A isso não obsta a indevida “repetição da notificação” da sentença à arguida por iniciativa oficiosa da secretaria, após a leitura daquela perante a Ilustre Mandatária constituída, estando, assim, fora de cogitação qualquer desconsideração daquela notificação e concomitante transferência do início do prazo para a interposição do respectivo recurso para momento correspondente a uma nova notificação (Ac. TRG 11.07.2024).
Esta foi a fundamentação da decisão sumária que não obteve vencimento na conferência.
Avançando para a argumentação suplementar da posição que fez vencimento, direi que importa não perder de vista, em matéria de notificação da sentença, que a lei distingue a notificação do arguido julgado na ausência - arguido faltoso e ausente desde o início do julgamento - da notificação do arguido presente no julgamento e que entretanto dele se tenha ausentado (artigos 333.º/5 e 373.º/3, do CPP).
Neste último caso, o arguido está assistido por defensor e há a certeza de que o arguido sabe que está a ser julgado, bem como sabe que o julgamento terminará com a leitura da sentença, sendo exigível alguma proactividade da sua parte junto do defensor para efeito de cognoscibilidade da decisão. É este o pensamento que legitima a constitucionalidade da solução do art. 373.º/3 ao considerar o arguido imediatamente notificado da sentença com a respectiva leitura perante o defensor.
Relativamente à intervenção inusitada da secretaria em matéria de notificações, é necessário distinguir os casos em que a secretaria notifica indevidamente quem já se mostra regularmente notificado - como sucede nestes autos - daqueles em que a secretaria procede à notificação de quem ainda não foi notificado, mas devendo sê-lo.
Naquela primeira situação, a norma constante do aludido art. 157.º/6 do Código de Processo Civil - tributária da lealdade processual e da protecção confiança - não é aplicável, pois a notificação do arguido já estava assegurada e o prazo já começara a contar desde a leitura e depósito da sentença.
Para este efeito, o defensor notificado da sentença, enquanto profissional do Direito a quem incumbia assegurar a defesa do arguido, sabia que o prazo começara a contar desde a leitura e depósito da sentença, não havendo, assim, qualquer confiança a tutelar em matéria de prazos.

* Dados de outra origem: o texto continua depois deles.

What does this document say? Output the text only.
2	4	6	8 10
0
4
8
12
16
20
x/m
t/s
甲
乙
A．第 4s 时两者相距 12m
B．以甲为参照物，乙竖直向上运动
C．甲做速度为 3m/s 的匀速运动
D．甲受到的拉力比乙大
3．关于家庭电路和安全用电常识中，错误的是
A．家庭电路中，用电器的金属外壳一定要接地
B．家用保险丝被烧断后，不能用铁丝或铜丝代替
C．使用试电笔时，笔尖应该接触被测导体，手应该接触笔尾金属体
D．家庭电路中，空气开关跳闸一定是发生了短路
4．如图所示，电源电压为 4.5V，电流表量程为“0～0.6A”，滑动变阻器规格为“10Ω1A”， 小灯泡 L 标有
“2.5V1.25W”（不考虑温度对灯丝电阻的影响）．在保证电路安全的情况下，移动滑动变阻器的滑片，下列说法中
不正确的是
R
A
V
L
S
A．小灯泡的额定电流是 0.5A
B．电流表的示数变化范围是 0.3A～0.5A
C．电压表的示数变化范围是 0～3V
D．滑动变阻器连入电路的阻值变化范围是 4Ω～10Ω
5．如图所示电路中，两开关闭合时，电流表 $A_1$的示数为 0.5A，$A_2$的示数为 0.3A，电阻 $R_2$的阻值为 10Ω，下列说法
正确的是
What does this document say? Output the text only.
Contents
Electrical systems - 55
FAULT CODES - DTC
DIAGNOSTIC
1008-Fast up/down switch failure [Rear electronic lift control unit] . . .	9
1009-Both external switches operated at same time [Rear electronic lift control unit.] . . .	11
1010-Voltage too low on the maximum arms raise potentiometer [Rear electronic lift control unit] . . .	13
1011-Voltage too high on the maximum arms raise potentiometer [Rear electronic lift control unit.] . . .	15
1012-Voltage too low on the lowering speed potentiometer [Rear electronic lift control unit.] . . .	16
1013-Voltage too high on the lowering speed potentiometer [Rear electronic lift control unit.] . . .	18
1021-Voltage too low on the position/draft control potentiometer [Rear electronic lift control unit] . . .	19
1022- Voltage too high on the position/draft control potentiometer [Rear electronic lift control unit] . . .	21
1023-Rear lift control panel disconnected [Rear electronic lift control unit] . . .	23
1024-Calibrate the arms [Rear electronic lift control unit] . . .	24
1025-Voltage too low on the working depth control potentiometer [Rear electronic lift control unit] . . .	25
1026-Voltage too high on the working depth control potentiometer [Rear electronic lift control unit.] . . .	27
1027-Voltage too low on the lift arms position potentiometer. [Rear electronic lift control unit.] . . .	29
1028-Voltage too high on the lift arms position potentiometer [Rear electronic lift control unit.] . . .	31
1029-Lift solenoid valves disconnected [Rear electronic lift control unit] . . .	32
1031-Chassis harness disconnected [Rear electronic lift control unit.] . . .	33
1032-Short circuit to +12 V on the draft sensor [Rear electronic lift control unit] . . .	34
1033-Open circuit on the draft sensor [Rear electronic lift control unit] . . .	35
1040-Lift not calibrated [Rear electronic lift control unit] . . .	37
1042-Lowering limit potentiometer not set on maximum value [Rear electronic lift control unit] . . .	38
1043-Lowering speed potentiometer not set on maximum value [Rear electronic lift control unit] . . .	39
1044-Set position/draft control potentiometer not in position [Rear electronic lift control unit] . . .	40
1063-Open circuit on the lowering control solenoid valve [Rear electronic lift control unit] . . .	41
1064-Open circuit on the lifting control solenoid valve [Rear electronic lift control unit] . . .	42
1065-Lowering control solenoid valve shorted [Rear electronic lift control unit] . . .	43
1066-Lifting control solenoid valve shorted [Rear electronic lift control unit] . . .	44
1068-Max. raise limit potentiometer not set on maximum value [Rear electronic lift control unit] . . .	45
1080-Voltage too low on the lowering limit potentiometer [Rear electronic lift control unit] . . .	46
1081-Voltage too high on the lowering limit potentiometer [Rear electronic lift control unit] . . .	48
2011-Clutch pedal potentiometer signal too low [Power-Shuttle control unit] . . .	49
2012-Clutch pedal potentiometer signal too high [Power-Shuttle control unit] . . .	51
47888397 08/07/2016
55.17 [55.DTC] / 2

Na segunda situação, quando a secretaria procede à primeira notificação de quem deve efectivamente notificar para determinado efeito e comete erros e omissões nesta notificação, tem então plena aplicação a solução prevista no art. 157.º, n.º 6, do CPC, por força do disposto no art. 4.º do CPP.
O acórdão do Supremo Tribunal de Justiça e o despacho do Exmo. Senhor Presidente do Tribunal da Relação de Guimarães acima referidos correspondem precisamente a exemplos desta segunda situação.
Dito isto, continuo a entender que a segunda notificação indevida da sentença ao arguido levada a cabo nestes autos pela Secção de Processos não desencadeia a aplicação do disposto no art. 157.º/6 CPC, isto é, não determina a interrupção e o reinício do prazo de recurso já em curso decorrente da notificação regularmente operada nos termos do art. 373.º/3 CPP.
Concluindo, teria decidido pela extemporaneidade e rejeição do recurso. -
Paulo Almeida Cunha
[1] Cfr. Acórdão de Fixação de Jurisprudência do S.T.J. nº 7/95 de 19/10/1995, publicado no DR, Série I-A, de 28/12/1995 e, na doutrina, Paulo Pinto de Albuquerque, in “Comentário do Código de Processo Penal à luz da Constituição da República e da Convenção Europeia dos Direitos do Homem”, 3ª Edição Atualizada, Universidade Católica Editora, 2009, anot. 3ª, 5ª e 6ª ao artigo 402º, págs. 1027/1028.
[2] Proc. nº 88/16.2PASTS-A.S1. Relator: RAUL BORGES, publicado como as demais decisões citadas in www.dgsi.pt
[3] Também consultável in www.dgsi.pt
[4] “As reações criminais no direito português”, Universidade Católica Portuguesa, pág. 226.
[5] Ac. do Tribunal da Relação de Guimarães, de 10 de julho de 2025, procº nº 1/25.6PFBRG.G1. Relator: António Teixeira.